The fact that, for example, credit card companies benefit from tips by adding extra processing fees was completely unknown to me. And nor was the raw wage unfairness caused by low-tip shifts and high-tip ones. Living wages make all shifts the same. But the real question, and one you will not find in a cartoon with a nose-ringed Zer demanding unjustified tips from a boomer, is this: Why don't we pay everyone wages that match the costs of living? The tipping discussion, if it is to have any kind of depth, must become one that sees the practice not as essential (Horsey, Westneat, and the like) but as phenomenal. To lock your thinking in the latter leads to the kind of politics that ultimately solves nothing. This is your war on drugs, in the first version and 2.0 version. It's easy for a politician to deal only at the level of appearances and avoid, at all costs, the structural.   

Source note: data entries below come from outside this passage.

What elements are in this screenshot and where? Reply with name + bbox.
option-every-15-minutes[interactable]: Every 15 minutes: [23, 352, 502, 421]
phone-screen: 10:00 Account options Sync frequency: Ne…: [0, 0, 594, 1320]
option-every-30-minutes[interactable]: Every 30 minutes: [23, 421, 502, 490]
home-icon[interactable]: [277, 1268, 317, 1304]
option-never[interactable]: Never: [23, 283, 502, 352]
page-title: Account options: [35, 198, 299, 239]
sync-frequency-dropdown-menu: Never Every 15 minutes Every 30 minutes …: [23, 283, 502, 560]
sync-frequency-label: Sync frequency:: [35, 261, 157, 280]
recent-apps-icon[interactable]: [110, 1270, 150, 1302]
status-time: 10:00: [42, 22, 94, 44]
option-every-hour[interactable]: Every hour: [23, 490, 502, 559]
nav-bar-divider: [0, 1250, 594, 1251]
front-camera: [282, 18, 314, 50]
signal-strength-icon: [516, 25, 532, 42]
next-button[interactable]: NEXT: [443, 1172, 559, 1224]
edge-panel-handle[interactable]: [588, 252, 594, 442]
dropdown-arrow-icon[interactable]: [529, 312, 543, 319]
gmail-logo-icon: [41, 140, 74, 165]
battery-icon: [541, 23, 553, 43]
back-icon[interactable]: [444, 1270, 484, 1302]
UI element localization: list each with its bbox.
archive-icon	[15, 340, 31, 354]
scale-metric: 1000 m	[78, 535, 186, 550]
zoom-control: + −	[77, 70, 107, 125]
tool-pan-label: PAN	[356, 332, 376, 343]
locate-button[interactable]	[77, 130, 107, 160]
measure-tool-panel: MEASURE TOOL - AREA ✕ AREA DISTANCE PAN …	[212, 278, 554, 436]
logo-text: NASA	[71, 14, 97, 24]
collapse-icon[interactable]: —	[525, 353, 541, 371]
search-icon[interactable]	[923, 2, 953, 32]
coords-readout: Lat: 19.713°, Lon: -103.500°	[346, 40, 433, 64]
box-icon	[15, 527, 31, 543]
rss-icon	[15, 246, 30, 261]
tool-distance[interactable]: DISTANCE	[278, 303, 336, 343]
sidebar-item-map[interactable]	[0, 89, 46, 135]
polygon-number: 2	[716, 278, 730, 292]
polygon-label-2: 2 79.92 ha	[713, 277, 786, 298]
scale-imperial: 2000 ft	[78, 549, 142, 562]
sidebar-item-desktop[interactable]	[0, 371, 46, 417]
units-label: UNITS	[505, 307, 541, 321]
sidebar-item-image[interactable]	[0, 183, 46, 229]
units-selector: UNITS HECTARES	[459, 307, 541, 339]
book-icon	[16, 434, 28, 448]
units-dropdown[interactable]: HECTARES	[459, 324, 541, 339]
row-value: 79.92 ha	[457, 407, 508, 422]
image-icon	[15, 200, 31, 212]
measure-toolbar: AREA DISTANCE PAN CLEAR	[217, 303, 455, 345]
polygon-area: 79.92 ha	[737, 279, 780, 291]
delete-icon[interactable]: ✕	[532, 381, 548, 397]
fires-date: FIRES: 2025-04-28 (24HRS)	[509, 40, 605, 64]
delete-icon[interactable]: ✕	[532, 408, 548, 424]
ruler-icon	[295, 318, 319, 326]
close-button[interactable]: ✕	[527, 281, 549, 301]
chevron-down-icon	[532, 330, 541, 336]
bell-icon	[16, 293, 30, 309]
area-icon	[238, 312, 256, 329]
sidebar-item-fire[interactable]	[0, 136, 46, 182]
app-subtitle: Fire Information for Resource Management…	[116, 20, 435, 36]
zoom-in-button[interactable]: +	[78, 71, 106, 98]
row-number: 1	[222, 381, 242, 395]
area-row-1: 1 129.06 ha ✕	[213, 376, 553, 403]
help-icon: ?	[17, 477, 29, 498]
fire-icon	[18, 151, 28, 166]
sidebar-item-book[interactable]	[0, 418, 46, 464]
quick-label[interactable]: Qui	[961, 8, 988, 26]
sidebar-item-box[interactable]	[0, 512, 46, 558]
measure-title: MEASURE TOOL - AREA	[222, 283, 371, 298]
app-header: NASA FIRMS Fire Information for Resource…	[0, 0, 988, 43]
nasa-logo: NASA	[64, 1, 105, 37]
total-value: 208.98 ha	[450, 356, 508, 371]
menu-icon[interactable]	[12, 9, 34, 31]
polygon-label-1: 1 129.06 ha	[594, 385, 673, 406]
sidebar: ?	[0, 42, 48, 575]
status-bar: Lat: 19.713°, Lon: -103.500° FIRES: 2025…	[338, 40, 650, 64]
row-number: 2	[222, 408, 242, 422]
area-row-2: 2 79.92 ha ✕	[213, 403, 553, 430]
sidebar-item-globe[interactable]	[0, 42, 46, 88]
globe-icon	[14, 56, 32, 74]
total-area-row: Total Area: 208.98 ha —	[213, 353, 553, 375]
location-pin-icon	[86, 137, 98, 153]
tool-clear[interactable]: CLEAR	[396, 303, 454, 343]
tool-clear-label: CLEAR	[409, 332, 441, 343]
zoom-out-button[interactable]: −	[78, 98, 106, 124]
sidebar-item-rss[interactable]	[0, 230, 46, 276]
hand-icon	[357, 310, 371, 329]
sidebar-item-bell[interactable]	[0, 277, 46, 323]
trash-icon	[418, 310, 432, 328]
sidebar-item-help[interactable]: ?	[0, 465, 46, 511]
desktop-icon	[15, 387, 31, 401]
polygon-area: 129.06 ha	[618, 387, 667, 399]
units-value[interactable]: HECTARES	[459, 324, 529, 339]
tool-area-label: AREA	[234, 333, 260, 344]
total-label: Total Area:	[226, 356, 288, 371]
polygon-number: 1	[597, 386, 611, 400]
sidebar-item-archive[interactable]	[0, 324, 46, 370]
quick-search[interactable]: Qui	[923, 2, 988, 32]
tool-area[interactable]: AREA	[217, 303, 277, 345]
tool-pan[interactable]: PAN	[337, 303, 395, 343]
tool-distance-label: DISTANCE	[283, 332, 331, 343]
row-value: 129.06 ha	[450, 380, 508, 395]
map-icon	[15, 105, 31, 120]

And this brings me to an economist whose moment in history is found at the end of the 19th century, Alfred Marshall. He was by no means on the left. He was center-right. But his way of thinking had enough intelligence to result in the only answer capitalism had to post-World War I socialism, Keynesianism, which, in substance, comes down to just one thing: expand consumer demand. This directive required higher wages. But before getting into all of that (which is in my other posts and will be in future posts), back to Marshall. Let's close with this passage from his masterpiece Principles of Economics (1890): "...[I]n economics, neither those effects of known causes, nor those causes of known effects which are most patent, are generally the most important: 'that which is not seen" is often better worth studying than that which is seen."